Double-blind study: when BOTH the experimenters and researchers DO NOT know who is in the control or treatment group.

Experimental Design Workflow:

Control any possible confounders / confounding variables (non-explanatory factors that may influence different responses)
Randomize into treatment and control groups
Replicate by using a sufficiently large sample or repeating the experiment
Block any variables that might influence the response

* Stratified sampling allows for controlling for possible confounders in the sampling stage, while blocking allows for controlling for such variables during random assignment.

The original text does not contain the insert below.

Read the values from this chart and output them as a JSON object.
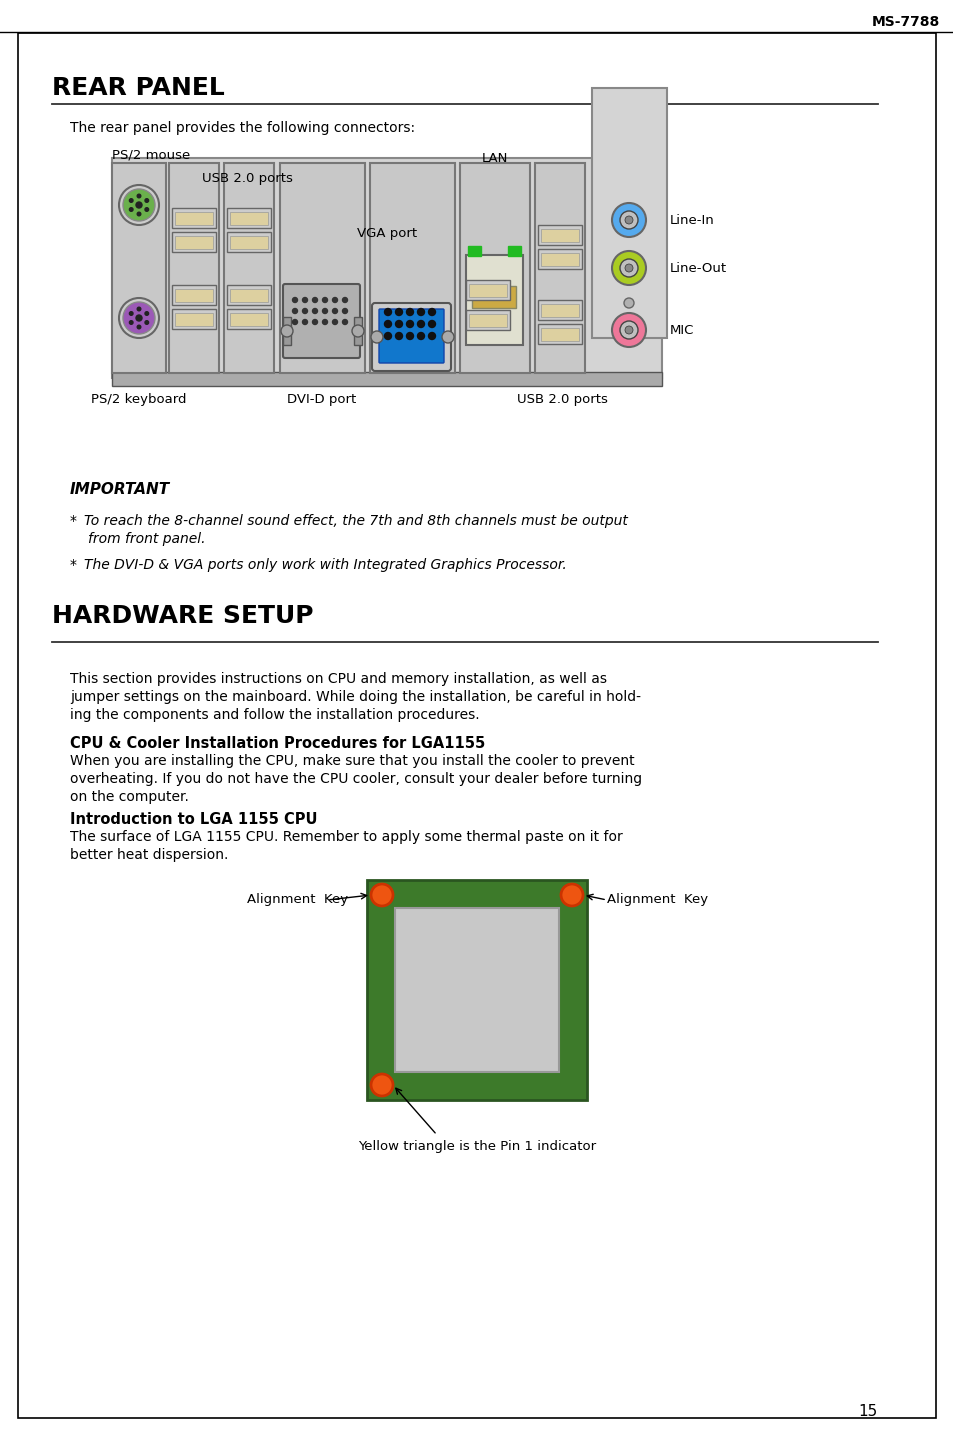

2.2.5 Random Sampling vs. Random Assignment

If random sampling has been employed in data collection, the results should be generalizable to the target population. (but still NOT causal)
- WHY? —> if subjects are randomly selected from the population, then each subject in the population is equally likely to be selected so that the resulting sample is likely representative of the population.
If random assignment has been employed in study design, the results suggest causality.
- WHY? —> in our sample, subjects usually exhibit slightly different characteristics from one another. Through random assignment, we ensure that these different characteristics are represented equally in the treatment and control groups —> allows us to attribute any observed difference between treatment and control groups to treatment being observed on the subjects, since otherwise these groups are essentially THE SAME.
A study that relies on volunteers employ random assignment (experiment), but NOT random sampling can be used to make causal conclusions but ONLY apply to the sample (so results cannot be generalized).
A study that uses NO random assignment, but DOES use random sampling, is a typical observation study. Results can ONLY be used to make correlation statements, but they CAN be generalized to the population at large.
A study that DOES NOT use random assignment or random sampling, can ONLY be used to make correlational statements, and these conclusions are NOT generalizable. This is an unideal observational study.

2.2.6 Hypothesis Tests and Resampling

2.2.7 Statistical Significance and p-values

p-value: Given a chance model that embodies the null hypothesis, the p-value is the probability of obtaining results as unsusual or extreme as the observed results.

Alpha: The probability threshold of "unusualness" that chance results must surpass for actual outcomes to be deemed statistically significant.

Type 1 error (false-positive): Mistakenly concluding an effect is real (when it is due to chance). (i.e. reject H0 when it is actually true)

Type 2 error (false-negative): Mistakenly concluding an effect is due to chance (when it is real). (i.e. fails to reject H0 when it is actually false)